Der DFB will unbedingt mit Nagelsmann über die anstehende EM hinaus verlängern, der 36-Jährige soll das Team bis zur WM 2026 betreuen. "Das wäre unser großer Wunsch", sagte DFB-Sportdirektor Rudi Völler am Mittwoch bei "Sky".
Die beiden gewonnenen Länderspiele jüngst in Frankreich und gegen die Niederlande haben die gegenseitige Überzeugung noch einmal verstärkt, wenngleich Völler betonte, man habe schon zuvor gewusst, dass man an Nagelsmann festhalten wolle.
Und der 63-Jährige weiß genau, mit welchen Vorzügen er locken kann. "Es ist die wichtigste Mannschaft in Deutschland, das hat man bei den beiden Länderspielen gemerkt, als diese Euphorie entstanden ist.
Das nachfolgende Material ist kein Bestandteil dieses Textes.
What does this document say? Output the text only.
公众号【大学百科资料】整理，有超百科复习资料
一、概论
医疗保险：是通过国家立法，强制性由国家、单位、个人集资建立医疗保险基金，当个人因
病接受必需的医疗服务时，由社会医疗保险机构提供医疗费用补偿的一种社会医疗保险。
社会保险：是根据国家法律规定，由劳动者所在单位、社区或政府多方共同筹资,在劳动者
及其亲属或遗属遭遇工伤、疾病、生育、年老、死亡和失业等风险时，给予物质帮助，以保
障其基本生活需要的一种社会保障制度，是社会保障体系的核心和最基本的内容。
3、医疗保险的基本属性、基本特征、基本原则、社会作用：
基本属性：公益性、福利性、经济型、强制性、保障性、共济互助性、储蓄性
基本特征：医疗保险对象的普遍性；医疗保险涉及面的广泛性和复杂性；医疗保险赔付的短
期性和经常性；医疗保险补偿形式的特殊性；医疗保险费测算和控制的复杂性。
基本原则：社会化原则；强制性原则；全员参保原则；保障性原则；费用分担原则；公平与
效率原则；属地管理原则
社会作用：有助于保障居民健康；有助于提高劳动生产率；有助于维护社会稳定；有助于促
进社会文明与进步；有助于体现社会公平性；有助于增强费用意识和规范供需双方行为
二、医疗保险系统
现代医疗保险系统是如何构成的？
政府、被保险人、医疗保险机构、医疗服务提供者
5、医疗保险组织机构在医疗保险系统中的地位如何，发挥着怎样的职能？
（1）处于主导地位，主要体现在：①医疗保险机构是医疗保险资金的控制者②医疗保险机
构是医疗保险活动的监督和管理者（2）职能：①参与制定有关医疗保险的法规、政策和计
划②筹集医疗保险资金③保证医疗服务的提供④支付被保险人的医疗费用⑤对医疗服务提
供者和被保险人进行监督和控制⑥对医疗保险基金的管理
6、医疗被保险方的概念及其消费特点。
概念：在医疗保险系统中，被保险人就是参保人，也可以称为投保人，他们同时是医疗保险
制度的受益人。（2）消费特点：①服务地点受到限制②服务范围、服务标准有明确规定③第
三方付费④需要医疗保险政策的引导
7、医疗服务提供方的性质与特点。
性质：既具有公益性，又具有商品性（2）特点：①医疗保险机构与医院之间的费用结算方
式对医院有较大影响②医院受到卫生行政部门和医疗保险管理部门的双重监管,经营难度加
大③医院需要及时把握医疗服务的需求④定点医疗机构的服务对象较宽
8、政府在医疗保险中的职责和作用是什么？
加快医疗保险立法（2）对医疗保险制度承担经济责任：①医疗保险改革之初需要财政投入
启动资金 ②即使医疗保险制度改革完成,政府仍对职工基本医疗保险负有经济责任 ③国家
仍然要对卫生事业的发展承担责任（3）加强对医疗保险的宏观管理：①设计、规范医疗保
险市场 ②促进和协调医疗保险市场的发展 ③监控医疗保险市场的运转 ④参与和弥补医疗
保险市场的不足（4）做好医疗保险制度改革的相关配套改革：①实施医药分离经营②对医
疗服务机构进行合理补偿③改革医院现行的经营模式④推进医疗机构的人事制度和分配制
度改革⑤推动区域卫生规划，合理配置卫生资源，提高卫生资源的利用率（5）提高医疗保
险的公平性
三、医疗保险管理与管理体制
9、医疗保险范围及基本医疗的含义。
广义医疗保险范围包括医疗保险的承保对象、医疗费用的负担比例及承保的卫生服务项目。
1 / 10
Ich glaube, das gefällt ihm", sagte Völler mit Blick auf das Produkt Nationalmannschaft.
Das Wichtigste in Kürze
Doch Nagelsmann weiß um seinen Wert. Nicht zuletzt deshalb, weil auch der FC Bayern plötzlich wieder ganz genau auf die Situation um den Bundestrainer schaut. Die Absage von Xabi Alonso traf den Klub, das betonte Sportvorstand Max Eberl zuletzt deutlich, nicht unvorbereitet. Man habe sogar damit gerechnet und schon länger in andere Richtungen geschaut.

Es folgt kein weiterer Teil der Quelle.